China, Russia see US 'bullying' as IAEA adopts anti-Iran resolution
Iran Press TV
Friday, 19 June 2020 8:51 AM
China and Russia have rebuked the International Atomic Energy Agency for giving in to US "bullying" as the IAEA's board of governor on Friday passed a resolution critical of Iran for the first time since 2012.
The resolution, submitted by France, Britain and Germany, comes at a time when the United States is working to extend an arms embargo against Iran.
Diplomats attending the Friday meeting in Vienna were cited as saying that the resolution called on Iran to allow access to two former sites mentioned in two IAEA reports.
Iranian officials have said Tehran has responded to all outstanding questions about its nuclear activities and the IAEA has repeatedly confirmed it. The new questions, they say, have been raised based on information fabricated by Israel.
Iran's Foreign Ministry spokesman Abbas Mousavi on Monday regretted that the IAEA has chosen to ignore Tehran's long history of cooperation, warning that a new resolution "would somehow complicate Iran's cooperation with the agency".
"They are opening a closed case. The basis for their allegations is the information that is claimed to have been obtained through espionage by the Zionist regime and [Israeli prime minister Benjamin] Netanyahu," Mousavi said.
China submitted a 5-page statement to the IAEA on Thursday, saying "The root causes of this situation lie in the unilateral and bullying practices of the US."
China's envoy Wang Qun said should the resolution pass, it could sound the death knell for the landmark 2015 nuclear agreement between Iran and world countries.
The Trump administration exited the deal known as the Joint Comprehensive Plan of Action (JCPOA) in 2018, but other signatories vowed to salvage it.
Washington is now working to extend a UN-imposed arms embargo due to expire in October under Tehran's nuclear deal.
The European Union's top diplomat Josep Borrell said this month that since the United States has already withdrawn from the nuclear agreement with Iran, it can't now use its former membership of the pact to try to impose a permanent arms embargo on the Islamic Republic.
"The United States has withdrawn from the JCPOA, and now they cannot claim that they are still part of the JCPOA in order to deal with this issue from the JCPOA agreement. They withdraw. It's clear. They withdraw," Borrell said.
European officials, however, have never seriously stood up to the US. They have already failed to take steps to ensure that Tehran benefit from the deal following Washington's unilateral withdrawal from the accord in May 2018.
Making the situation worse, the US-backed resolution drafted by the three European powers calls on Iran to "fully cooperate" with IAEA requests to visit the two sites that the Israeli "information" claims may have hosted low-level atomic work two decades ago.

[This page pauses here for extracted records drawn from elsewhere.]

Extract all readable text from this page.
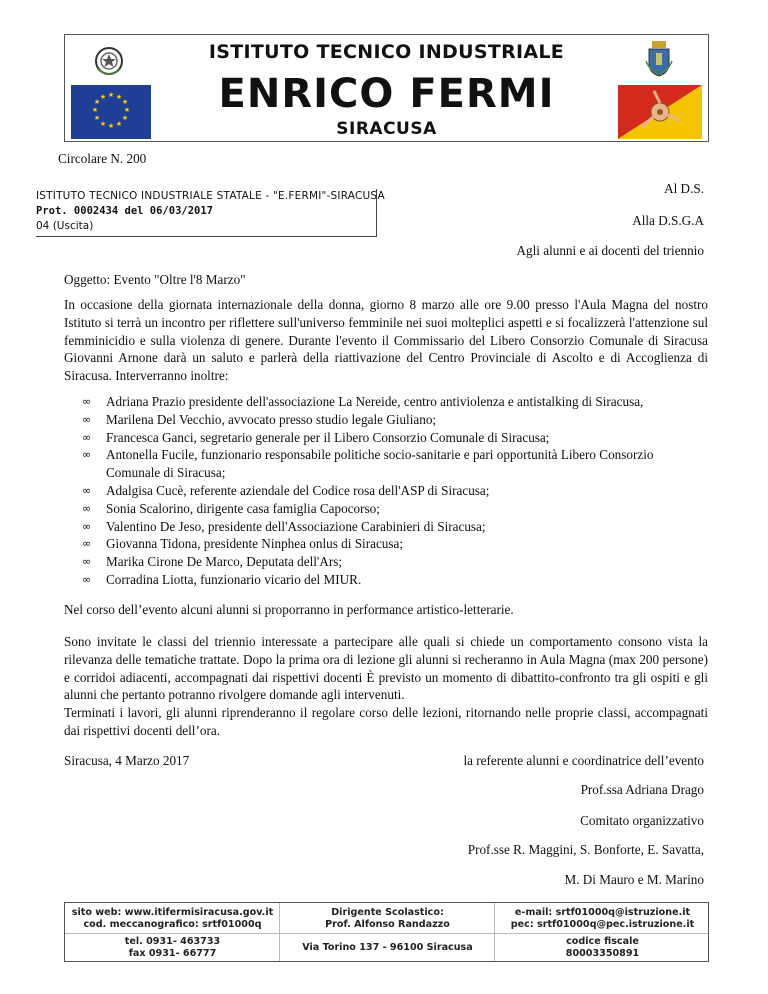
★ ★
★
★
★
★
★
★
★
★
★
★
ISTITUTO TECNICO INDUSTRIALE
ENRICO FERMI
SIRACUSA
Circolare N. 200
ISTITUTO TECNICO INDUSTRIALE STATALE - "E.FERMI"-SIRACUSA
Prot. 0002434 del 06/03/2017
04 (Uscita)
Al D.S.
Alla D.S.G.A
Agli alunni e ai docenti del triennio
Oggetto: Evento "Oltre l'8 Marzo"
In occasione della giornata internazionale della donna, giorno 8 marzo alle ore 9.00 presso l'Aula Magna del nostro Istituto si terrà un incontro per riflettere sull'universo femminile nei suoi molteplici aspetti e si focalizzerà l'attenzione sul femminicidio e sulla violenza di genere. Durante l'evento il Commissario del Libero Consorzio Comunale di Siracusa Giovanni Arnone darà un saluto e parlerà della riattivazione del Centro Provinciale di Ascolto e di Accoglienza di Siracusa. Interverranno inoltre:
∞ Adriana Prazio presidente dell'associazione La Nereide, centro antiviolenza e antistalking di Siracusa,
∞ Marilena Del Vecchio, avvocato presso studio legale Giuliano;
∞ Francesca Ganci, segretario generale per il Libero Consorzio Comunale di Siracusa;
∞ Antonella Fucile, funzionario responsabile politiche socio-sanitarie e pari opportunità Libero Consorzio Comunale di Siracusa;
∞ Adalgisa Cucè, referente aziendale del Codice rosa dell'ASP di Siracusa;
∞ Sonia Scalorino, dirigente casa famiglia Capocorso;
∞ Valentino De Jeso, presidente dell'Associazione Carabinieri di Siracusa;
∞ Giovanna Tidona, presidente Ninphea onlus di Siracusa;
∞ Marika Cirone De Marco, Deputata dell'Ars;
∞ Corradina Liotta, funzionario vicario del MIUR.
Nel corso dell’evento alcuni alunni si proporranno in performance artistico-letterarie.
Sono invitate le classi del triennio interessate a partecipare alle quali si chiede un comportamento consono vista la rilevanza delle tematiche trattate. Dopo la prima ora di lezione gli alunni si recheranno in Aula Magna (max 200 persone) e corridoi adiacenti, accompagnati dai rispettivi docenti È previsto un momento di dibattito-confronto tra gli ospiti e gli alunni che pertanto potranno rivolgere domande agli intervenuti.
Terminati i lavori, gli alunni riprenderanno il regolare corso delle lezioni, ritornando nelle proprie classi, accompagnati dai rispettivi docenti dell’ora.
Siracusa, 4 Marzo 2017	la referente alunni e coordinatrice dell’evento
Prof.ssa Adriana Drago
Comitato organizzativo
Prof.sse R. Maggini, S. Bonforte, E. Savatta,
M. Di Mauro e M. Marino
sito web: www.itifermisiracusa.gov.it
cod. meccanografico: srtf01000q
tel. 0931- 463733
fax 0931- 66777
Dirigente Scolastico:
Prof. Alfonso Randazzo
Via Torino 137 - 96100 Siracusa
e-mail: srtf01000q@istruzione.it
pec: srtf01000q@pec.istruzione.it
codice fiscale
80003350891
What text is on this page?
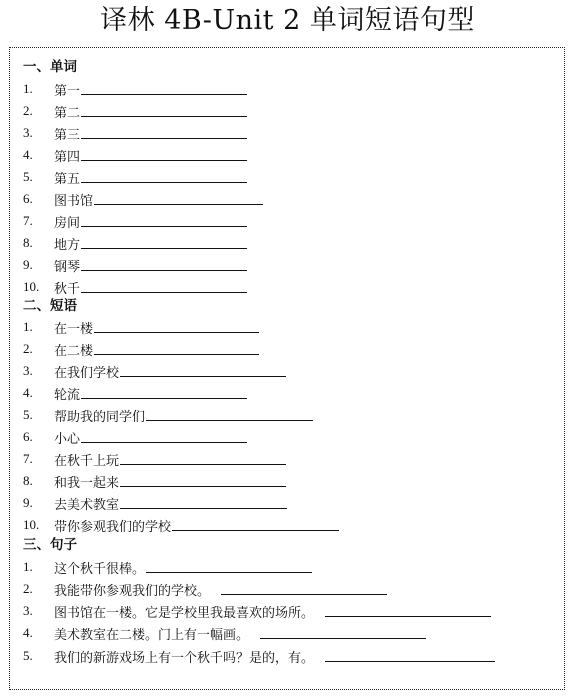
译林 4B-Unit 2 单词短语句型
一、单词
1. 第一
2. 第二
3. 第三
4. 第四
5. 第五
6. 图书馆
7. 房间
8. 地方
9. 钢琴
10. 秋千
二、短语
1. 在一楼
2. 在二楼
3. 在我们学校
4. 轮流
5. 帮助我的同学们
6. 小心
7. 在秋千上玩
8. 和我一起来
9. 去美术教室
10. 带你参观我们的学校
三、句子
1. 这个秋千很棒。
2. 我能带你参观我们的学校。
3. 图书馆在一楼。它是学校里我最喜欢的场所。
4. 美术教室在二楼。门上有一幅画。
5. 我们的新游戏场上有一个秋千吗？是的，有。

The resolution comes just after IAEA Director General Mariano Grossi said Monday that the agency "continues to verify the non-diversion of nuclear material declared by Iran under its Safeguards Agreement".
"To date, the Agency has not observed any changes to Iran's implementation of its nuclear-related commitments in connection with this particular announcement, or in the level of cooperation by Iran in relation to Agency verification and monitoring activities under the JCPOA," he said.
The agency has closed a dossier addressing "possible military dimensions" of Iran's nuclear energy program.
Russia's Ambassador to International Organizations in Vienna, Mikhail Ulyanov, also questioned the need for a resolution, saying the recent dispute between Iran and the IAEA should not be overdramatized.
"Deeply disappointed and concerned that #Tehran and the Secretariat are yet to resolve the issue of access to two locations in Iran that are of interest to the Agency," Russian mission in Vienna quoted Ulyanov as saying in a post published on its official Twitter page.
"However, there are no reasons whatsoever to overdramatize the situation," he added.
On Thursday, Iran's permanent representative to Vienna-based International Atomic Energy Agency, Kazem Gharibabadi, said "no country will open its territory to the inspections" only based on continuous allegations provided by its own enemy.
"Possibly you may ask why Iran does not grant access to the two locations automatically. The answer is clear: as a matter of sovereignty, no country opens its territory to the inspections only based on continuous allegations provided by its own enemy, even if it is evident that the result of which will prove those allegations to be false," the Iranian diplomat said.
"I would like to ask the Member States to put themselves in our shoes and see if they are ready simply to engage with the Agency every now and then based on unsubstantiated allegations made by their adversaries?!"
According to the IAEA's 129-page 2019 Safeguards Implementation Report, Iran received the biggest part of the inspections that were carried out worldwide by the atomic organization's inspectors, and the figure stood at 21 percent of the entire visits made to various nuclear sites.